Perkembangan fiqh pada era Dinasti Abbasiyah sangat pesat, diantaranya dipengaruhi oleh munculnya madzhab-madzhab baru yang merupakan kelanjutan pada masa Dinasti Umayyah. Madzhab-madzhab yang muncul diantaranya adalah Madzhab Ja’fari, Madzhab Hanafi, Madzhab al-Auza’I, Madzhab al-Laitsi, Madzhab Maliki, Madzhab Syafi’I, Madzhab Hanbali, dan Madzhab al-Dhahiri.
Pada pembahasan makalah ini, penulis menguraikan secara khusus mengenai Madzhab Syafi’i. Salah satu karya al-Syafi’i adalah al-Umm (buku induk), buku ini yang menjadi rujukan fiqh madzhab Syafi’i. Madzhab Syafi’i berkembang pesat hingga tersebar luas di wilayah Irak terutama Baghdad.

II.                RUMUSAN MASALAH
A.    Bagaimana riwayat hidup Imam Al-Syafi’i?
B.     Bagaimana sosiokultur yang melingkupi perkembangan fiqh Madzhab Syafi’i?
C.     Bagaimana corak atau gagasan fiqh yang digunakan Imam al-Syafi’i?

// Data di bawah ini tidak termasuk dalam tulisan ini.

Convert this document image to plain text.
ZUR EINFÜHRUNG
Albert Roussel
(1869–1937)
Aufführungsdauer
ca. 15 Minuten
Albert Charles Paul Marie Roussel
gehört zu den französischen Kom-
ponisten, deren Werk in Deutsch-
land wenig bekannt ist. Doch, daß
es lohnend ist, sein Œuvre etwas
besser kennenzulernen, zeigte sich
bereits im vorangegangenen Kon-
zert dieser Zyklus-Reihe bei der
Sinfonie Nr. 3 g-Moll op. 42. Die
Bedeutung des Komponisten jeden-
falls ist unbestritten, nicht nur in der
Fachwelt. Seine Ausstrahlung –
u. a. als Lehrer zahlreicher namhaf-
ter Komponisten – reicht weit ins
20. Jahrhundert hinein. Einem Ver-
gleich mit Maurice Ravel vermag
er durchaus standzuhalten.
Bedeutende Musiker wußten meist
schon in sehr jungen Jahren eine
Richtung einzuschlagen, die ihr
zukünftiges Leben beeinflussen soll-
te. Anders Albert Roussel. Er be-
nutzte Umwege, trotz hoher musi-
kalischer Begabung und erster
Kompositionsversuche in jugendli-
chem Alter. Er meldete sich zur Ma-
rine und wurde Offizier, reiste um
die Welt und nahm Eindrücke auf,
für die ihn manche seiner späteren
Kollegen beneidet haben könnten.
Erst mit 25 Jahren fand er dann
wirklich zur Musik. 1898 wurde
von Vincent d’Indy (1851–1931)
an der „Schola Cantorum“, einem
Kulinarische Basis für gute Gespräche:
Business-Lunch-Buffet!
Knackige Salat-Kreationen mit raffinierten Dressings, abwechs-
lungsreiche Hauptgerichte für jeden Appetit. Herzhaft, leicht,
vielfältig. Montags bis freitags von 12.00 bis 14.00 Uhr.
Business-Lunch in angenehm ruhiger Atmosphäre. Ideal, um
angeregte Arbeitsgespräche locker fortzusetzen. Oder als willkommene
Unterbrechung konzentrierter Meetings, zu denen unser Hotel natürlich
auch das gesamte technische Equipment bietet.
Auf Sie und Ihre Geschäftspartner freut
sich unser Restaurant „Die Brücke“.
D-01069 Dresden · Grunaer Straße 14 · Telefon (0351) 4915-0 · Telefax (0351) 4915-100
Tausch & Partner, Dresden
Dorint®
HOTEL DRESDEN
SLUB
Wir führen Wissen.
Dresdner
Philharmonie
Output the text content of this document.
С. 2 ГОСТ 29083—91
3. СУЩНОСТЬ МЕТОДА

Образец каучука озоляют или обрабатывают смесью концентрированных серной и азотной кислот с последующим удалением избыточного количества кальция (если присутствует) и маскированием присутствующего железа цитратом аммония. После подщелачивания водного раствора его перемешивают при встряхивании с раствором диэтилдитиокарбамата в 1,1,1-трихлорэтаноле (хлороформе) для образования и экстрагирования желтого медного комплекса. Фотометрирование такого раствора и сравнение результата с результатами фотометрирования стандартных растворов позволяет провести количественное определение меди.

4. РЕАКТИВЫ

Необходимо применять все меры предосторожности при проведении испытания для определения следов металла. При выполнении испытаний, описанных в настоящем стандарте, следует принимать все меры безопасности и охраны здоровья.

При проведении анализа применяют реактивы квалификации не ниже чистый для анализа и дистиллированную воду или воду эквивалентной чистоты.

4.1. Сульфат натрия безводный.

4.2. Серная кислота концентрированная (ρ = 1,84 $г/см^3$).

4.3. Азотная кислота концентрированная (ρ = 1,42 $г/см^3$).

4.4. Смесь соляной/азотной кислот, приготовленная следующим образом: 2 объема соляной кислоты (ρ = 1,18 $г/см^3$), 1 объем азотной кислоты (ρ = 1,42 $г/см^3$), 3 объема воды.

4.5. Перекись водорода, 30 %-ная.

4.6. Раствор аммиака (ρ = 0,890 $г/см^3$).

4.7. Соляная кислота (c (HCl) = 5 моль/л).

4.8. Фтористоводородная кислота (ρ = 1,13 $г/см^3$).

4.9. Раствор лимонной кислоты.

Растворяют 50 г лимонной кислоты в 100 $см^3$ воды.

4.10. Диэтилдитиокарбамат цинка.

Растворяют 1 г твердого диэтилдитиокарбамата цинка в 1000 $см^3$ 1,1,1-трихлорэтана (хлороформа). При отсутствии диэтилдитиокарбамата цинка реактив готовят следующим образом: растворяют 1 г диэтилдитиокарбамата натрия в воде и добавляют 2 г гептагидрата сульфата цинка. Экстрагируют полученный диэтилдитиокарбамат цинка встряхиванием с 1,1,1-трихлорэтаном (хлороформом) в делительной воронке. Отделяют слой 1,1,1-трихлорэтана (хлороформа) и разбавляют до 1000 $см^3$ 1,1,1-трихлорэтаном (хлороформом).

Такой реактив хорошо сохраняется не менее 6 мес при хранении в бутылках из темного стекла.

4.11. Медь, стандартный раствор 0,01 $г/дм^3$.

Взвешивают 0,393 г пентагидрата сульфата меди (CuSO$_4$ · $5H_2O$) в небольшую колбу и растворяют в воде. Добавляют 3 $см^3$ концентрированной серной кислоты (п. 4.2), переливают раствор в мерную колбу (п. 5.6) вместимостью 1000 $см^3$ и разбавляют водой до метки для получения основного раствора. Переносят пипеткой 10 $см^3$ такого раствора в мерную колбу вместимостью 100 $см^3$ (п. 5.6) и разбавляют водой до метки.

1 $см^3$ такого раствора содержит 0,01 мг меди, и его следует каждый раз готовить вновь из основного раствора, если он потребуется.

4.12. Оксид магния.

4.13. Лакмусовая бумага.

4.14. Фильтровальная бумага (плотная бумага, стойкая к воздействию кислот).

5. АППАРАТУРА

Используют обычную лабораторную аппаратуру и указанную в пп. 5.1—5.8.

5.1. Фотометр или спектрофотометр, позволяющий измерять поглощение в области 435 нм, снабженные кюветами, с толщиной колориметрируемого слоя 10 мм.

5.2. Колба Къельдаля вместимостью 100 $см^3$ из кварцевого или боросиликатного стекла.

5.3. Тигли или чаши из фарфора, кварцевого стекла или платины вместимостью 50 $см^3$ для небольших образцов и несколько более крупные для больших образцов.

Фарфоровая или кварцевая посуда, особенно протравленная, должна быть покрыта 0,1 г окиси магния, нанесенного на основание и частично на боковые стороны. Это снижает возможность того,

III.             PEMBAHASAN
A.    RIWAYAT HIDUP IMAM AL-SYAFI’I
Nama asli Imam Al-Syafi’i adalah Muhammad bin Idris bin Al-Abbas bin Utsman bin Syafi’i bin Ubaid bin Abdu Yazid bin Hasyim bin Al-Muttalib (ayah Abdul Muttalib kakek Rasulullah Shallallahu ‘alaihi wa salam) bin Abdi Manaf. Beliau bertemu nasabnya dengan Rasulullah Shallallu ‘alaihi wa salam pada Abdi Manaf. Imam Al-Syafi’i dilahirkan di Kota Ghazzah, kemudian dibawa ke Asqalah, lalu dibawa ibunya ke Mekkah pada usia 10 tahun karena khawatir nasabnya yang mulai akan lenyap.[1] Sebelumnya ibunya membawa beliau ke Hijaz pada usia dua tahun sehingga hidup bersama orang-orang keturunan Yaman karena ibunya dari suku azdiyah.[2]
 Beliau dilahirkan pada zaman Dinasti Bani Abbas, tepatnya ketika kekuasaan jatuh pada Abu Ja’far al-Manshur.[3] Ayah beliau meninggal ketika Ia masih kecil. Sejak kecil telah nampak keistimewaan-keistimewaan pada diri beliau. Pada usia tujuh tahun ia sudah hafal Al-Qur’an diluar kepala. Selain itu Ia juga menghafal hadis-hadis Nabi. Pada usia 10 tahun beliau telah hafal Al-Muwaththa’ Karya Imam Malik, dan usia 15 tahun dengan izin gurunya yang bernama Muslim bin Khalid az-Zanji untuk berfatwa. Beliau juga banyak menghafal beberapa syair Hudzail.[4]
Imam al-Syafi’i berguru kepada Imam Malik dan di Kuffah berguru kepada Muhammad Ibnu Al-Hasan Al-Syaibani yang beraliran Hanafi. Di samping itu, Al-Syafi’i berguru kepada beberapa para Ulama selama tinggal di Yaman, Mekkah, dan Kuffah. Beliau memiliki murid yang pada periode berikutnya mengembangkan ajaran fiqh-nya.[5]
Beliau bergelar Nashirul hadits (pembela hadits), karena kegigihannya dalam membela hadits dan komitmennya untuk mengikuti sunah nabi Shallalluhu ‘alaihi wasalam. Imam al-Syafi’i adalah seorang ahli dalam bidang puisi dan sastra serta mempunyai kemampuan yang tinggi dalam menyusun bahasa yang indah.[6]
Imam Syafi’i memiliki banyak karya tulis, diantaranya yang terkemuka adalah:
1.      Kitab Al-Umm, yaitu kitab fiqh yang terdiri dari empat jilid berisi 1128 masalah dan terbagi ke dalam 40 bab lebih.
2.      Kitab Al-Risalah Al-Jadidah, yaitu kitab yang dijadikan sebagai induk kitab ushul fiqh yang terdiri dari satu jilid besar yang sudah di-tahqiq oleh Ahmad Syakir.
3.      Selain dua kitab di atas, masih ada beberapa kitab yang dinisbahkan kepada beliau, diantaranya kitab Al-Musnad, As-Sunan, Ar-Rad ‘ala Al-Barahimiyah dan Mihnatu Imam Al-Syafi’i.
Imam Syafi’I wafat pada akhir bulan Rajab tahun 204 H dan makam beliau bertempat di Kota Mesir. Penyebab kematian beliau adalah karena penyakit wasir yang dialami beliau, sehingga menyebabkan keluar darah secara terus menerus.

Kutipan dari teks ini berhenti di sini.